Some old sources (including the README.md on heroku-buildpack-apt) will indicate that the best way to do this is to create a .buildpacks file in your project. However, Heroku now recommends adding the buildpacks from the command line, and/or using an app.json for reproducible deploys.

We added the following to our app.json:

1
2
3
4
5
6
7
8
9
10
  ...
  "buildpacks": [
    {
      "url": "https://github.com/heroku/heroku-buildpack-ruby.git"
    },
    {
      "url": "https://github.com/ddollar/heroku-buildpack-apt.git"
    }
  ]
  ...

Then, add an Aptfile for heroku-buildpack-apt to pull from. Each line in the Aptfile is either the name of an apt package, in which case the package will be installed from the standard source archives available on Heroku, or is a link to a specific .deb package.

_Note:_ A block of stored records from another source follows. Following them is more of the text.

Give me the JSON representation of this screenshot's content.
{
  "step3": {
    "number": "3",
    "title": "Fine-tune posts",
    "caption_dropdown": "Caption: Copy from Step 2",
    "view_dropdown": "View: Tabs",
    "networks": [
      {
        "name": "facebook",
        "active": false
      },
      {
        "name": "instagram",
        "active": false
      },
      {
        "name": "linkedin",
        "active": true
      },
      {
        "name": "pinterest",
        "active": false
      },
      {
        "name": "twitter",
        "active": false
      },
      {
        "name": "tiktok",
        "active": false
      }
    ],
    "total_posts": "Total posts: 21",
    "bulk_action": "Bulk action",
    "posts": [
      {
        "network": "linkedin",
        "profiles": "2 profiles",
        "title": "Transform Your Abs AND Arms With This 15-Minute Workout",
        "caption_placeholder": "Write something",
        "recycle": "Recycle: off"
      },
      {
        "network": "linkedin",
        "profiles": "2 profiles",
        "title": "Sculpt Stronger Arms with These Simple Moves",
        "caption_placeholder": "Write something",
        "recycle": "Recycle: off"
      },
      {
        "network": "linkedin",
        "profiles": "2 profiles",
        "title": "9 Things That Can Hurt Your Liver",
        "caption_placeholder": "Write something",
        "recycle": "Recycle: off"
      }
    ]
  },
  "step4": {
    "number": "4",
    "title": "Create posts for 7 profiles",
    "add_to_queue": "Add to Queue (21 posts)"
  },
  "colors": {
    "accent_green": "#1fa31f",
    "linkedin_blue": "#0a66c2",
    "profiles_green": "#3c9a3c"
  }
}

Either by running apt show on the pdf2htmlEX package, or by referencing this stack overflow post, you might come up with the following dependency list:

1
2
3
4
5
6
7
8
9
libc6
libcairo2
libfontforge1
libfreetype6
libpoppler44
libgcc1
libstdc++6
ttfautohint
https://launchpad.net/~coolwanglu/+archive/ubuntu/pdf2htmlex/+files/pdf2htmlex_0.12-1~git201411121058r1a6ec-0ubuntu1~trusty1_amd64.deb

It’s worth noting that since listing the .deb on its own line installs it without automatically resolving dependencies, you will not receive a build error in the event that pdf2htmlEX installs but is unusable. The only way to confirm that pdf2htmlEX is installed correctly is to:

1
2
$ heroku run bash --app YOURAPP
$ pdf2htmlEX --version

and confirm that the output is correct.

After deploying with the Aptfile above, you likely will run into an error about a missing libpoppler57.so. I believe this is because the .deb file that is listed was built against a different libpoppler than the one that is installed here - in this case, libpoppler57 vs libpoppler46.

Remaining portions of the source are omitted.